El puente Thang Long, iniciado en 1974 y inaugurado en 1985, es una obra típica con una estructura de celosía de acero de dos pisos.
La planta superior es para vehículos motorizados, la planta inferior es para ferrocarriles y vehículos rudimentarios. Después de muchas reparaciones, el puente sigue desempeñando el papel de puerta de entrada importante que conecta Hanoi con el aeropuerto de Noi Bai y las provincias del norte.

También en 1985, se completó el puente Chương Dương, marcando un paso de desarrollo memorable cuando el proyecto fue diseñado y construido por un equipo de ingenieros y trabajadores vietnamitas durante el período de reconstrucción del país.
Esos puentes no solo resuelven el problema del tráfico.
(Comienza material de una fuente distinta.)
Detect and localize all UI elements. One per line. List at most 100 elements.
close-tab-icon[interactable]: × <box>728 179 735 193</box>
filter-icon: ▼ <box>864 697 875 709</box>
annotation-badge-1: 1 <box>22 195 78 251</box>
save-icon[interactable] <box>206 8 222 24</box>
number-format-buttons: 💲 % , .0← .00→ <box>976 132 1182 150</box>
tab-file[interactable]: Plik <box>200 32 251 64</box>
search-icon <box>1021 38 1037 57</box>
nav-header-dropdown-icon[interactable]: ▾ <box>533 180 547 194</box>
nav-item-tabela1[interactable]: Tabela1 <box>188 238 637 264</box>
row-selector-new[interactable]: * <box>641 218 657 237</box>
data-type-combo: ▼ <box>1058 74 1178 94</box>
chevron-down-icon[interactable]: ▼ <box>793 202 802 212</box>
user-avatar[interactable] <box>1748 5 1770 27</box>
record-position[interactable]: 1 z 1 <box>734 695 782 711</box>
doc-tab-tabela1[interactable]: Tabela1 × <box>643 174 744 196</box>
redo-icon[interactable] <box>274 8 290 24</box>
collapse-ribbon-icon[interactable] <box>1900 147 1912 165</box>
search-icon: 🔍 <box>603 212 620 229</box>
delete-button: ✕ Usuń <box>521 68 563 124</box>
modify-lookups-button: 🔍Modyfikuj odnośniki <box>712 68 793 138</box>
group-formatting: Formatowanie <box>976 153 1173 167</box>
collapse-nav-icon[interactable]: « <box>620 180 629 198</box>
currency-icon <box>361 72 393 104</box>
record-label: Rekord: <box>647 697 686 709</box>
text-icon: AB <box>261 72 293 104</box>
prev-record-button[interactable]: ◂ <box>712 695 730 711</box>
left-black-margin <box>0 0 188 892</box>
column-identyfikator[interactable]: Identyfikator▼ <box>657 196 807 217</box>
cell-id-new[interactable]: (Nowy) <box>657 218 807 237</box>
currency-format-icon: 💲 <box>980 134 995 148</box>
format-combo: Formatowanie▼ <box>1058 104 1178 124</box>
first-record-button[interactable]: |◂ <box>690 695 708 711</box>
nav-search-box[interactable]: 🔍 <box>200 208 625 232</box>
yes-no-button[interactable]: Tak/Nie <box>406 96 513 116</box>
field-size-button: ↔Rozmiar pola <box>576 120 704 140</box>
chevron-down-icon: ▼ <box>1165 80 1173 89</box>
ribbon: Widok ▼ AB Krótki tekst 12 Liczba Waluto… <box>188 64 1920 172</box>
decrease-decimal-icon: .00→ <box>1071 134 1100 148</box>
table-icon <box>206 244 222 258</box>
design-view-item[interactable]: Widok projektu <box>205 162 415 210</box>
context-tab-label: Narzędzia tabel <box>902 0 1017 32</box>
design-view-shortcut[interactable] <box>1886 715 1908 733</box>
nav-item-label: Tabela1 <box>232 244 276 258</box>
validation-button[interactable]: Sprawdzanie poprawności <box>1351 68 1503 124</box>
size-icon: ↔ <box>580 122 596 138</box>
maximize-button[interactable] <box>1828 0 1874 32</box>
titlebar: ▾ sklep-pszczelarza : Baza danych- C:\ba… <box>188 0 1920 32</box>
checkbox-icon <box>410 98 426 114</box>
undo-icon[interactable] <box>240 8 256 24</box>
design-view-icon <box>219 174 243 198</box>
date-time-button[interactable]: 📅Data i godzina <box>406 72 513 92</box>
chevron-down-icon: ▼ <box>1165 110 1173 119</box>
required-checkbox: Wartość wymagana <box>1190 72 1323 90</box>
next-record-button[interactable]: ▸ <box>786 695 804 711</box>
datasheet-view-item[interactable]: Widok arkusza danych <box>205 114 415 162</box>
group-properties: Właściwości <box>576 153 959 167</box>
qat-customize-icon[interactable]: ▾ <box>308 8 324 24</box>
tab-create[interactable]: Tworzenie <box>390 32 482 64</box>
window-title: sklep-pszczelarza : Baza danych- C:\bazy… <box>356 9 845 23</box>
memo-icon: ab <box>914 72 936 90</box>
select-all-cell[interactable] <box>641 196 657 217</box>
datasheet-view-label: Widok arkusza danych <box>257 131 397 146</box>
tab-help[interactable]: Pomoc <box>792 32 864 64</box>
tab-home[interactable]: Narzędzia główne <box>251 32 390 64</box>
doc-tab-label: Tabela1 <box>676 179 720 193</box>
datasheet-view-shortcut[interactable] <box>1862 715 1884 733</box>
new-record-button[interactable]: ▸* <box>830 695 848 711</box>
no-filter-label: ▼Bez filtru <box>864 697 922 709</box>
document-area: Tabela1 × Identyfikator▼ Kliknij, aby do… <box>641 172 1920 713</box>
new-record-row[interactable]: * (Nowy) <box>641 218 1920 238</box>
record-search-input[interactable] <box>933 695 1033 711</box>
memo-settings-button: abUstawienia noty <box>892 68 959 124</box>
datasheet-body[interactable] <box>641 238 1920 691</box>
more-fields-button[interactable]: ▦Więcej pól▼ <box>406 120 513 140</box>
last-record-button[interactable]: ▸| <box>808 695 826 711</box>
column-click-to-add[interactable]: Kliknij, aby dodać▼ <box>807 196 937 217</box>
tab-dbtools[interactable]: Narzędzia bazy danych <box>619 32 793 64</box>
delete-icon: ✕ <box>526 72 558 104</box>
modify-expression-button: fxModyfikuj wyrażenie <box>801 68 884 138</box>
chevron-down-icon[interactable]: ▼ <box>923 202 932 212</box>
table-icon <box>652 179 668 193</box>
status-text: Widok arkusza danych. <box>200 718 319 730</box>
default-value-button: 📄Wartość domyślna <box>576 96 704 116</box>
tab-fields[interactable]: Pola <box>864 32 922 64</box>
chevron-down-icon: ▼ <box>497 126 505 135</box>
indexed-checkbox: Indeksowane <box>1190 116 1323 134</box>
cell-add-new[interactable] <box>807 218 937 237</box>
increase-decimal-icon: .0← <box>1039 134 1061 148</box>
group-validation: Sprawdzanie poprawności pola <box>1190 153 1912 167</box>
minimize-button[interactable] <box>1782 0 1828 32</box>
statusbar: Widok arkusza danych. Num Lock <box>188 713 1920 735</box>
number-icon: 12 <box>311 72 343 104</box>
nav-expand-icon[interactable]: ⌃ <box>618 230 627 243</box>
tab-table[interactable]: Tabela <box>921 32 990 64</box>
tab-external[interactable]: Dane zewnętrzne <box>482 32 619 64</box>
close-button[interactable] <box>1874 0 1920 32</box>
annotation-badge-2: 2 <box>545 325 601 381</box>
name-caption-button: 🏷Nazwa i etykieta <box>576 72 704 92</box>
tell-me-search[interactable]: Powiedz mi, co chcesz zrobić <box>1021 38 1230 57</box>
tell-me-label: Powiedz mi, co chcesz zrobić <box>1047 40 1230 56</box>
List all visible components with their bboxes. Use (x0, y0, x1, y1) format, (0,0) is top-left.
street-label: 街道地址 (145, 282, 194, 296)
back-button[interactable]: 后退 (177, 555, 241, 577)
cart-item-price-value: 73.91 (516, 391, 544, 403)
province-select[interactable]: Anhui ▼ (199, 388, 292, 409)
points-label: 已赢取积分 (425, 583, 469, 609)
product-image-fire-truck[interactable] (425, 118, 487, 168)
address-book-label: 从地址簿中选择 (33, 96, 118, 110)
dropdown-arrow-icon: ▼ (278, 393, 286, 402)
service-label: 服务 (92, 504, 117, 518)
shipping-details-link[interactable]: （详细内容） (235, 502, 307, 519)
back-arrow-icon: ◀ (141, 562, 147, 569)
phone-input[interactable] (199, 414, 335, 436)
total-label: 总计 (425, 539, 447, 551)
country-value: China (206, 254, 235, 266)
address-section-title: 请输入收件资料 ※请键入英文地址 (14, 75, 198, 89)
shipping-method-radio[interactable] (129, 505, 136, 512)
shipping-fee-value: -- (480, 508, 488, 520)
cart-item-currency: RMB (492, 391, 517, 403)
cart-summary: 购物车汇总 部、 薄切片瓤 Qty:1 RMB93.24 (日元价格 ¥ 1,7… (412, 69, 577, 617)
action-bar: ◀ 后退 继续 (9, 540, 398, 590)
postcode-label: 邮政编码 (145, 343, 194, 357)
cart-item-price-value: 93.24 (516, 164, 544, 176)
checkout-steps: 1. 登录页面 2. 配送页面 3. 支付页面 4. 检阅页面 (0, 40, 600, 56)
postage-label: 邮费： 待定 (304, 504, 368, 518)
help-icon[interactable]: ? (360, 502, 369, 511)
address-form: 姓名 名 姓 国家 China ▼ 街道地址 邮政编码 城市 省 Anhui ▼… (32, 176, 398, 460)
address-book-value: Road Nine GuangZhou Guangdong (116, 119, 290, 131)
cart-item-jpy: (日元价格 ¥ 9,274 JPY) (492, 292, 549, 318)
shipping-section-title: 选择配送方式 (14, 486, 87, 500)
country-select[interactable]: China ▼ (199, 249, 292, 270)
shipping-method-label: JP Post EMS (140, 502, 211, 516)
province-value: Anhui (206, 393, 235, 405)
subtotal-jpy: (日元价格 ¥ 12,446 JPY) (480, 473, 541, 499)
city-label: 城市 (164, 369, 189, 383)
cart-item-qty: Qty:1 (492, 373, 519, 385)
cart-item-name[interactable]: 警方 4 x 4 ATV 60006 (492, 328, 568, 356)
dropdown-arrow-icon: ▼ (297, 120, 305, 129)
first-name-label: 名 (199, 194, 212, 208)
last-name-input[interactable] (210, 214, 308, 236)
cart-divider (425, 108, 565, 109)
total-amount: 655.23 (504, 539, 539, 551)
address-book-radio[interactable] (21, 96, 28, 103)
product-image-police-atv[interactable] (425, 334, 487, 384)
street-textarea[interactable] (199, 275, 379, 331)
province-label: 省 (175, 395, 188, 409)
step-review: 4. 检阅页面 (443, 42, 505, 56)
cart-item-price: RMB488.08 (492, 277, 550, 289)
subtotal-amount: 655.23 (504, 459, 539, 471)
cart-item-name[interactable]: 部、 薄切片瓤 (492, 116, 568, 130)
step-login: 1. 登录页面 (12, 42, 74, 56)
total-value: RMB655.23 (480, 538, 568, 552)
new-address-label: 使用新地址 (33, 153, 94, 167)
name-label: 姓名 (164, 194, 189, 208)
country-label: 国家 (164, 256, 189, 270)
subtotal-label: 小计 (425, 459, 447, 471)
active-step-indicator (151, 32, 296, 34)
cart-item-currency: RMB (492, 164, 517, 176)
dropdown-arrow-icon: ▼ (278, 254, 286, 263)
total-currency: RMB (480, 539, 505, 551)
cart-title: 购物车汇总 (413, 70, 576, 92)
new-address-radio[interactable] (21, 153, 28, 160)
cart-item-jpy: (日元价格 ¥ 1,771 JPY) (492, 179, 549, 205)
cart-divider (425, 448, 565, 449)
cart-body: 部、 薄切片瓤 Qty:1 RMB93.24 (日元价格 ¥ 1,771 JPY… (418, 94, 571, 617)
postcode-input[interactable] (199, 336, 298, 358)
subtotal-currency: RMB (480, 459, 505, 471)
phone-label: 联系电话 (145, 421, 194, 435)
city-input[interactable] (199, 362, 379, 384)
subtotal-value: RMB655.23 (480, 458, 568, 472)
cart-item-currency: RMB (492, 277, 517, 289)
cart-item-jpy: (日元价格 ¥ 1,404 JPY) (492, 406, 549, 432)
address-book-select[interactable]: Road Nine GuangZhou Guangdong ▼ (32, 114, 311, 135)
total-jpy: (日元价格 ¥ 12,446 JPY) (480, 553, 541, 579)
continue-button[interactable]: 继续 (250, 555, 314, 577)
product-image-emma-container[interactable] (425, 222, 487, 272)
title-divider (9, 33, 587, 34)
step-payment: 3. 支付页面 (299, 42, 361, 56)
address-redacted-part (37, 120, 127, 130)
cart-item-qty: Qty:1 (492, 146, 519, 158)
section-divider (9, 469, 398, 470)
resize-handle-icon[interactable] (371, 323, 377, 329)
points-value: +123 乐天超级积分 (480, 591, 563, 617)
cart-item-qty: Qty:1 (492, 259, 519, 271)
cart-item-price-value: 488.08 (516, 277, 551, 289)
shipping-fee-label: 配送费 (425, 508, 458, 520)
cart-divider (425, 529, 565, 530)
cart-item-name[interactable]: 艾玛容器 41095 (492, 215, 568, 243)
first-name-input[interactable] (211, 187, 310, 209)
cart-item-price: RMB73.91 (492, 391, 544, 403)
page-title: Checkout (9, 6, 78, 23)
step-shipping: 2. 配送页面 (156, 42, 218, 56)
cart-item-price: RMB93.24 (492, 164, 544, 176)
También marcan un período en el que cada proyecto que cruza el río lleva consigo la aspiración de conectarse y desarrollarse.
Cuando el ritmo de acero se convierte en recuerdo
Dejando Hanoi hacia las cabeceras, continúan apareciendo puentes de estructura de acero.
En Phú Thọ, el antiguo puente Phong Châu fue una vez un eslabón importante en la Carretera Nacional 32C. Inaugurado el 28 de julio de 1995, el puente tiene 375,36 m de largo con estructura de celosía de acero.
Durante casi tres décadas, los tramos de acero que conectan las dos orillas del río Rojo, hasta la mañana del 9 de septiembre de 2024, cuando las inundaciones arrastraron un pilar y dos tramos principales de la plataforma.

El puente antiguo fue posteriormente reemplazado por un nuevo edificio de 652 m de largo, utilizando estructura de hormigón armado y hormigón armado pretensado, que se completará en 2025.
La historia de Phong Châu muestra que los puentes de acero no son solo obras técnicas. Para la gente, también son una parte del paisaje, una parte del recuerdo que ha estado asociado durante muchos años.
El puente Yên Bái, terminado en 1992, también utiliza una estructura de hormigón armado pretensado combinada con una estructura de acero. Después de más de 30 años de operación, la obra se ha deteriorado y la localidad tiene una política para invertir en la construcción de un nuevo puente.
El Sr. Le Xuan Hoat (barrio de Yen Bai) compartió: "El puente Yen Bai se puso en uso en 1992, reemplazando el histórico ferry de Au Lau y se ha convertido en parte del recuerdo de la gente".


Desde Long Bien hasta Phong Chau, los tramos de acero en el río Rojo han pasado por diferentes períodos del país. Hay puentes que permanecen allí, hay puentes que han desaparecido después de desastres naturales, hay puentes que esperan ser reemplazados.
El río sigue fluyendo, se siguen construyendo nuevos puentes.
Pero los tramos de hierro y acero que una vez conectaron las orillas del río Rojo aún mantienen una posición especial: no solo conectan tierras, sino que también conectan el pasado con el presente, convirtiéndose en hitos de la historia del transporte y los recuerdos comunitarios.